Hopefully this information will enable you to reproduce the problem. Please note that to be sure of getting the freeze, all the tracks must each be set and sized exactly as shown as in the Capture_1 screenshot, and the window height must be set as shown as in Capture_2 (or less high).

Many thanks.
test_5.aup (4.38 KB)
Capture_2.JPG
Capture_1.JPG

Thanks for the detailed steps.

I’ve tested on my usual computer (Linux) and the problem does not occur.
I’ll test on Win 10 later (when I get access to a Win 10 PC).

Just a thought - could you check to see if the position of the mouse pointer is relevant. Try clicking on different parts of the interface prior to resizing.

Thanks for what you have done so far, and for the suggestion.

I have just tried doing the Ctrl-Shift-F with the mouse pointer in various positions (after having clicked there, as you requested) and this seems to make no difference. Whatever form the mouse pointer takes at that location, it then freezes in that form until the program is closed. Also, if the click caused a drop-down selection list to appear, that then stays in place even after moving the moving the mouse pointer elsewhere. Also, if the mouse position caused a pop-up ‘help’ box to appear (e.g. ‘Stop’ over the Stop button) then that help box remains until the program is closed, even after moving the mouse pointer elsewhere.

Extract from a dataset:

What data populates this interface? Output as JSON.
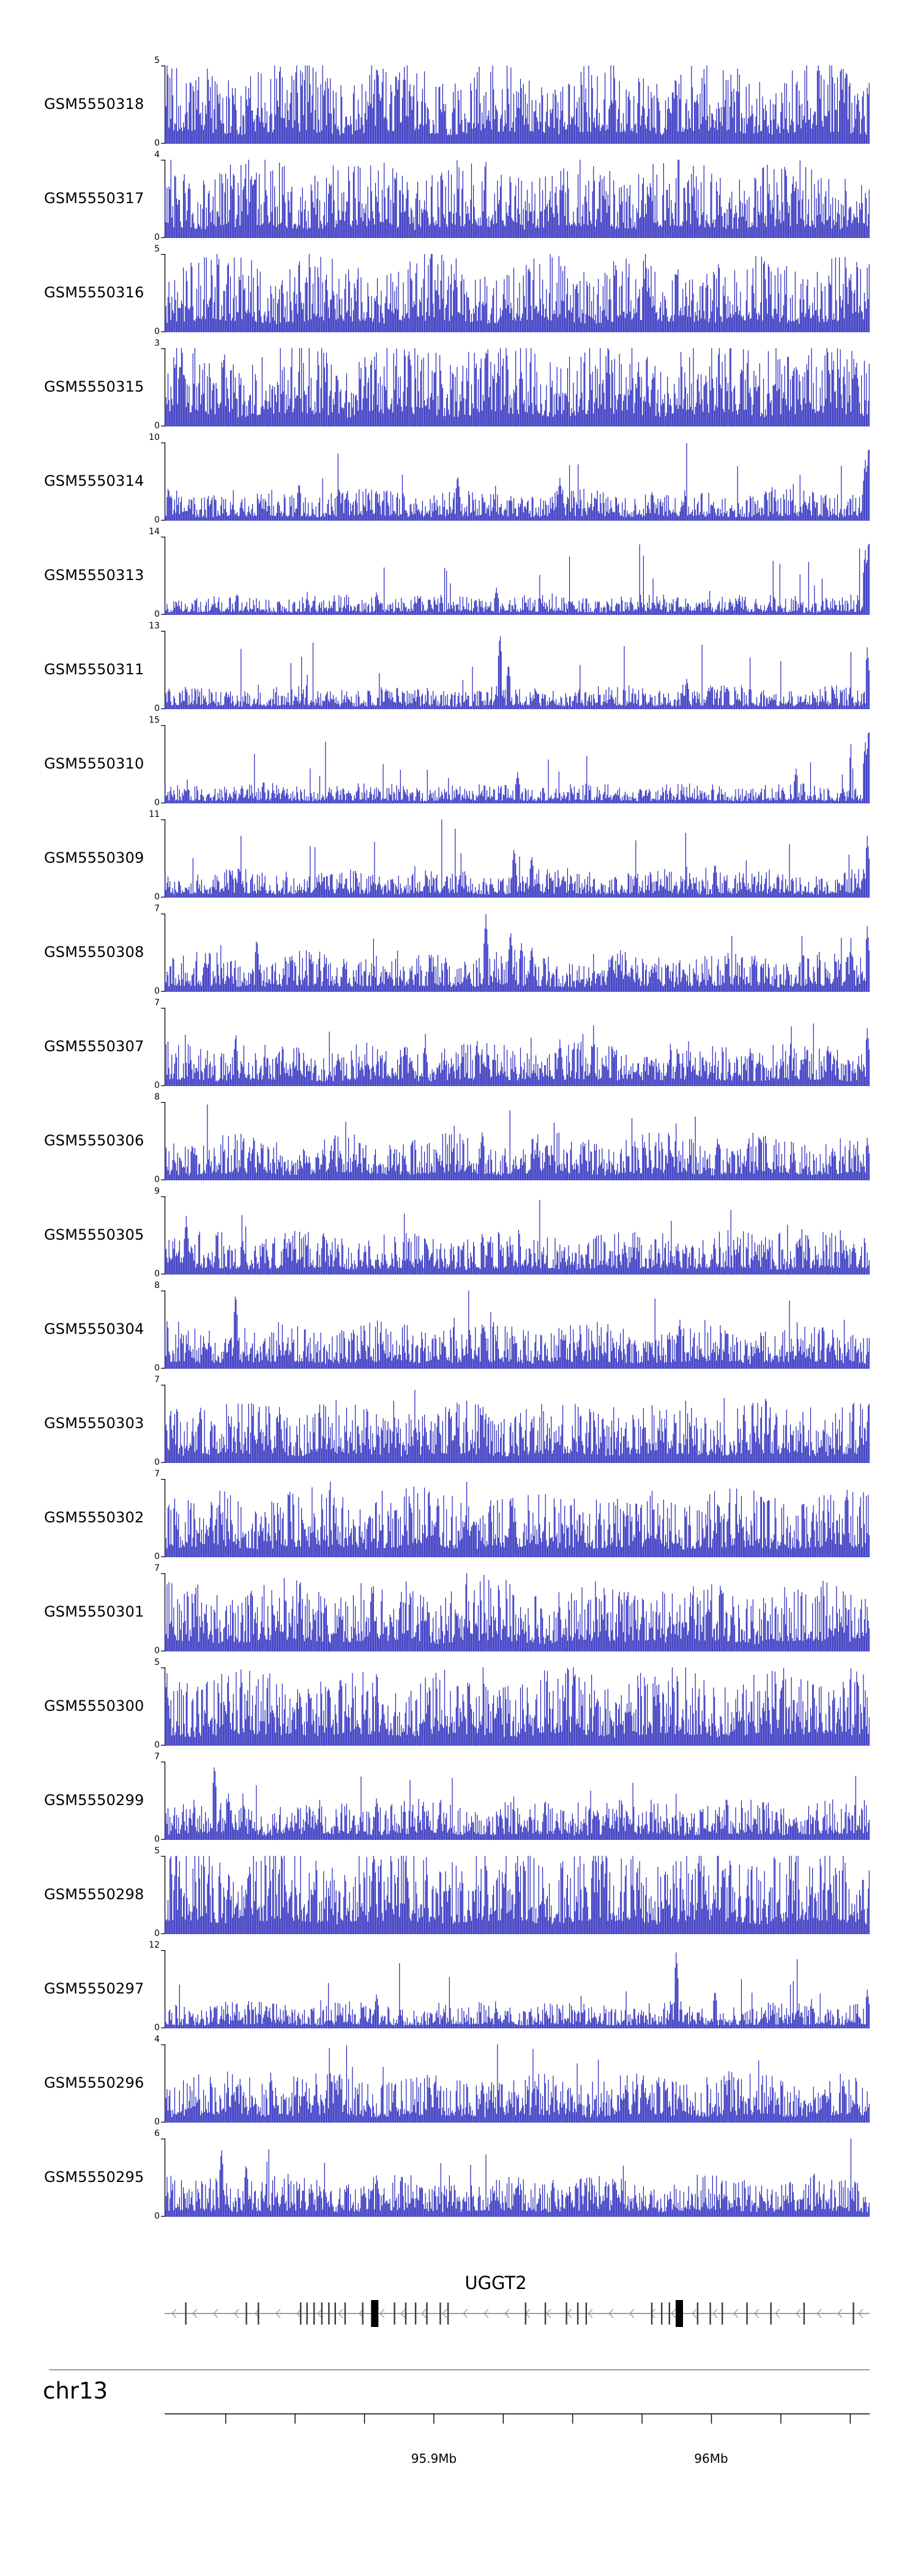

I wondered if it might be configuration file dependent? So I have now attached my .cfg file.
audacity.cfg (9.22 KB)

Useful information. I think that rules out one possibility.


If you delete (or move) the audacity.cfg file and then launch Audacity, a new audacity.cfg file will be created with default settings.

There’s also two other configuration files (in the same location as audacity.cfg) - “pluginregistry.cfg” and “pluginsettings.cfg”. You could try temporarily removing those too. With all three .cfg files moved out of the way (move them when Audacity is closed), Audacity will launch with pristine factory settings.

I can reproduce the freeze on Windows 10!

This is definitely a bug.

I have an idea of what may be causing it, and it may already have been fixed in the current development version.
(Testing may take a while)

OK, that’s good - very glad to hear of your progress. So I guess I don’t need to do any more tests just now?

Many thanks for your help.

It’s not what I thought, but it does appear to have been fixed quite a while ago during the current release cycle. I can reproduce the problem 100% with Audacity 2.4.2, but I’ve gone back through multiple alpha versions and I can’t reproduce the problem in any of them.

As far as I can tell, the problem is fixed in the current development version, so it shouldn’t be a problem in the next release version.

Thank you for your investigations and detailed steps. Having a reliable way to reproduce the issue gives me a lot more confidence that it actually is fixed.